A seguito dei risultati dell’incontro, il Presidente ha stabilito compiti su larga scala per l’industria, al fine di organizzare la costruzione di navi in serie. Allo stesso tempo, è stato posto l’accento sulla necessità di garantire un finanziamento tempestivo della costruzione navale. Il Capo dello Stato ha delineato le direttrici per lo sviluppo di sistemi e campioni avanzati di armi, equipaggiamenti militari e speciali, compresi i sistemi robotici marini e le tecnologie per contrastare le navi senza equipaggio. Alcune delle istruzioni del Presidente riguardano il rafforzamento del potenziale delle risorse umane dell’industria, anche attraverso la revisione del livello di retribuzione dei principali addetti alla produzione, degli ingegneri, dei tecnici e di altre categorie di dipendenti. Particolare attenzione è rivolta alla scienza russa, dalla quale lo Stato si aspetta modi innovativi per migliorare la flotta, incrementare il lavoro di ricerca e sviluppo nell’interesse della Marina. È importante raggiungere l’indipendenza tecnologica nella produzione di apparecchiature di bordo e di componenti elettronici.

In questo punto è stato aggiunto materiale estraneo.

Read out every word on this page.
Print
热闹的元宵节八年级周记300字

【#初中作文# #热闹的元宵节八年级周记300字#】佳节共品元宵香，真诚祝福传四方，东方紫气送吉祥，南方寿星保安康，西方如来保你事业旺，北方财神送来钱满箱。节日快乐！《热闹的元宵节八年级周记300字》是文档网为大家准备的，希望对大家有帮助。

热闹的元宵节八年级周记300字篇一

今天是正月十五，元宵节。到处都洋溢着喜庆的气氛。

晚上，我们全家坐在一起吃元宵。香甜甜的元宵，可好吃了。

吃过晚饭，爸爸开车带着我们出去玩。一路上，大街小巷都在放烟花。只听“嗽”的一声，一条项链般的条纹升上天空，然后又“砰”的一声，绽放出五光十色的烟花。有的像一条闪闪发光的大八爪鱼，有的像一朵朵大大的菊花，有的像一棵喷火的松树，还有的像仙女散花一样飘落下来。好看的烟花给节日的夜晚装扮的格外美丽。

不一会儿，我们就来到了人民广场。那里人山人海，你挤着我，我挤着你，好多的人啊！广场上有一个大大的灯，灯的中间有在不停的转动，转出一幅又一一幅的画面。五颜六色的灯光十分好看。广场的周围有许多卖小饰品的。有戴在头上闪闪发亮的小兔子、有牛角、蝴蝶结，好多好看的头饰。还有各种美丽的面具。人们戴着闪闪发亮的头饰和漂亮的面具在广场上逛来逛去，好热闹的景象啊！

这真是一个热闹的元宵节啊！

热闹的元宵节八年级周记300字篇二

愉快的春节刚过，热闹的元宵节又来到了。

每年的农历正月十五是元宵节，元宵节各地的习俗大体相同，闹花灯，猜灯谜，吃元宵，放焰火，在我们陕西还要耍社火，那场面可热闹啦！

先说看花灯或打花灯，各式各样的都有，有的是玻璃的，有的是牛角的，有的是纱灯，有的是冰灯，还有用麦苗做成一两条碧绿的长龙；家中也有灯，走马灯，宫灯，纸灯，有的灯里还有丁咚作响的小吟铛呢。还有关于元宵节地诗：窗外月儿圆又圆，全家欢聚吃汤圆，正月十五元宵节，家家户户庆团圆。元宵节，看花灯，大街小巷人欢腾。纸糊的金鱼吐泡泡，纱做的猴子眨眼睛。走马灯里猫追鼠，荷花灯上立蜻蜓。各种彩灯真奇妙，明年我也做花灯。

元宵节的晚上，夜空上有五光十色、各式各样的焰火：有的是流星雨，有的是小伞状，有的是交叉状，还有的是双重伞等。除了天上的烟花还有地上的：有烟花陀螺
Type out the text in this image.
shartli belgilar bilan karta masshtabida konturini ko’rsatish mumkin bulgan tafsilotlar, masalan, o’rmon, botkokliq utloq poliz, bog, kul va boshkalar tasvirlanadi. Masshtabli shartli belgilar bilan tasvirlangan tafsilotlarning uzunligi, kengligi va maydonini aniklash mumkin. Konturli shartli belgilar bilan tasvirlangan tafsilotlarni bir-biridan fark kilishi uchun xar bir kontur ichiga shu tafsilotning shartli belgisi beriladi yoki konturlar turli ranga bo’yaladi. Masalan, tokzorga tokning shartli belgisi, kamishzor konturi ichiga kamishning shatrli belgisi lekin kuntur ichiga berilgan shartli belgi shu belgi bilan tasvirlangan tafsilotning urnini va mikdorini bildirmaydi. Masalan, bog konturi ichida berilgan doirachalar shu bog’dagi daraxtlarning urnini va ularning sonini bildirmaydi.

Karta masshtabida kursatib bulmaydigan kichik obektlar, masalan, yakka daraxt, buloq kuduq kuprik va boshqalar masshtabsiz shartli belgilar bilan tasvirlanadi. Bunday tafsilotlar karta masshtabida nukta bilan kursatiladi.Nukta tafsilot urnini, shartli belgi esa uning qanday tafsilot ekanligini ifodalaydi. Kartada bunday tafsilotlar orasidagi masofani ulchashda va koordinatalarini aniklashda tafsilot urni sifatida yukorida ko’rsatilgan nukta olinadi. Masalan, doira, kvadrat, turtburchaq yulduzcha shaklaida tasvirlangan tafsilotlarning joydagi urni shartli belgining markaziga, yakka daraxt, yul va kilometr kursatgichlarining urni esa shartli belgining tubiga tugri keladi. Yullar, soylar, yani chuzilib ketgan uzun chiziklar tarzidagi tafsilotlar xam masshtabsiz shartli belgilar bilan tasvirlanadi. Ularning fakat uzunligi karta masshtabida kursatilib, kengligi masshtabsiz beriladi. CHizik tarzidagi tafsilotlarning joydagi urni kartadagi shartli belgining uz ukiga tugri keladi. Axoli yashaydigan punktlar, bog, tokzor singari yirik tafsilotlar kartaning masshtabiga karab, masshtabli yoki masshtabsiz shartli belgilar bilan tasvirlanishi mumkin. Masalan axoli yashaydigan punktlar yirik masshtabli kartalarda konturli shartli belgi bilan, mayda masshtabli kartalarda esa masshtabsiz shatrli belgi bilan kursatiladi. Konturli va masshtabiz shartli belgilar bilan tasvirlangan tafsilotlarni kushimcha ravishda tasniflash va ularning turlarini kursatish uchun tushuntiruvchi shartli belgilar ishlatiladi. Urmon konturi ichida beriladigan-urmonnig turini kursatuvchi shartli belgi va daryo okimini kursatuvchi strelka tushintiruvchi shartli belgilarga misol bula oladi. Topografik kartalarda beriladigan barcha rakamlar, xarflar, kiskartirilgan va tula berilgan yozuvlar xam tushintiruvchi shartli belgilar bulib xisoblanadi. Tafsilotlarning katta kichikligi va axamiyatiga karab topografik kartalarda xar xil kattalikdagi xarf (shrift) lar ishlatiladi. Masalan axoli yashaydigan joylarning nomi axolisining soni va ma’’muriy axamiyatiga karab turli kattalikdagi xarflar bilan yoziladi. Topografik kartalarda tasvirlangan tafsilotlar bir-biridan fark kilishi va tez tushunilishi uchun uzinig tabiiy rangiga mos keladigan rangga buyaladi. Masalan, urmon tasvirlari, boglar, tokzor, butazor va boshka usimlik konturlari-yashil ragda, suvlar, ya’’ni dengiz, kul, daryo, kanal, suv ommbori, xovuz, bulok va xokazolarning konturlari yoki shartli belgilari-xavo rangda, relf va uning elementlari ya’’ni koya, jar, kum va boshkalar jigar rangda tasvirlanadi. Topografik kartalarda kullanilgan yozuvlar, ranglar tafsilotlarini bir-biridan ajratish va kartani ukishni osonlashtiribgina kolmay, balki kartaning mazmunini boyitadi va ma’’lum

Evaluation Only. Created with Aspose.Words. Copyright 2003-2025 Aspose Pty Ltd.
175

Il passaggio senza ostacoli delle navi occidentali ai porti d’Azov del mare interno russo è attualmente fuori questione.

Questo nel lungo periodo. E cosa attende i marinai militari nel prossimo futuro, ad esempio quest’anno?

Nikolai Patrushev: In tutto il Paese si stanno sviluppando attivamente impianti di produzione navale ad alta tecnologia e i cantieri navali stanno ricevendo ulteriori ordini governativi. Entro la fine di quest’anno, la marina sarà ulteriormente equipaggiata con armi moderne e nuove navi.

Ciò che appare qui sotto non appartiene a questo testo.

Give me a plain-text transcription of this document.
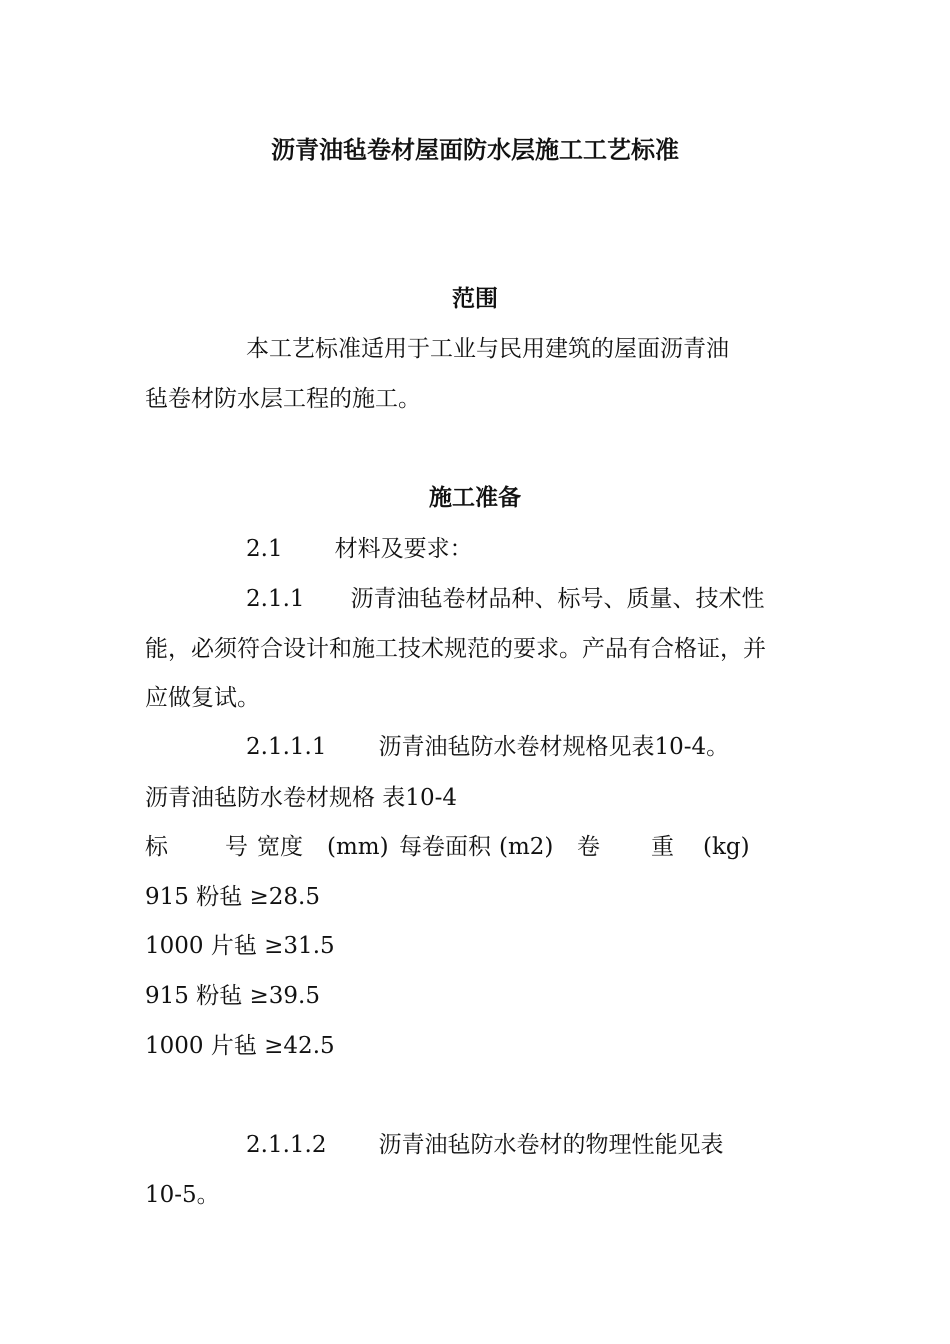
沥青油毡卷材屋面防水层施工工艺标准
范围
本工艺标准适用于工业与民用建筑的屋面沥青油
毡卷材防水层工程的施工。
施工准备
2.1 材料及要求：
2.1.1 沥青油毡卷材品种、标号、质量、技术性
能，必须符合设计和施工技术规范的要求。产品有合格证，并
应做复试。
2.1.1.1 沥青油毡防水卷材规格见表10-4。
沥青油毡防水卷材规格 表10-4
标 号 宽度 (mm) 每卷面积 (m2) 卷 重 (kg)
915 粉毡 ≥28.5
1000 片毡 ≥31.5
915 粉毡 ≥39.5
1000 片毡 ≥42.5
2.1.1.2 沥青油毡防水卷材的物理性能见表
10-5。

La nave di salvataggio statunitense “Grapple” visita regolarmente il Mar Nero, destinata, tra l’altro, ad addestrare i sommergibilisti.Foto: Ministero della Difesa russo

Domenica prossima la Russia celebrerà la Giornata della Marina. Cosa augura ai marinai militari?

Nikolai Patrushev: Innanzitutto, vorrei sottolineare che la Giornata della Marina è considerata una delle feste più significative nella vita del nostro Stato. La spina dorsale della capacità di difesa del Paese, della sua libertà e della sua sovranità è costituita dalla forza della Marina, dalla professionalità, dall’eroismo e dal coraggio di tutti coloro che presidiano le frontiere del mare. Auguro di cuore ai marinai militari e ai dipendenti delle imprese da cui dipende la prontezza di combattimento della flotta russa buona salute, prosperità e nuovi successi per la gloria della nostra Madrepatria!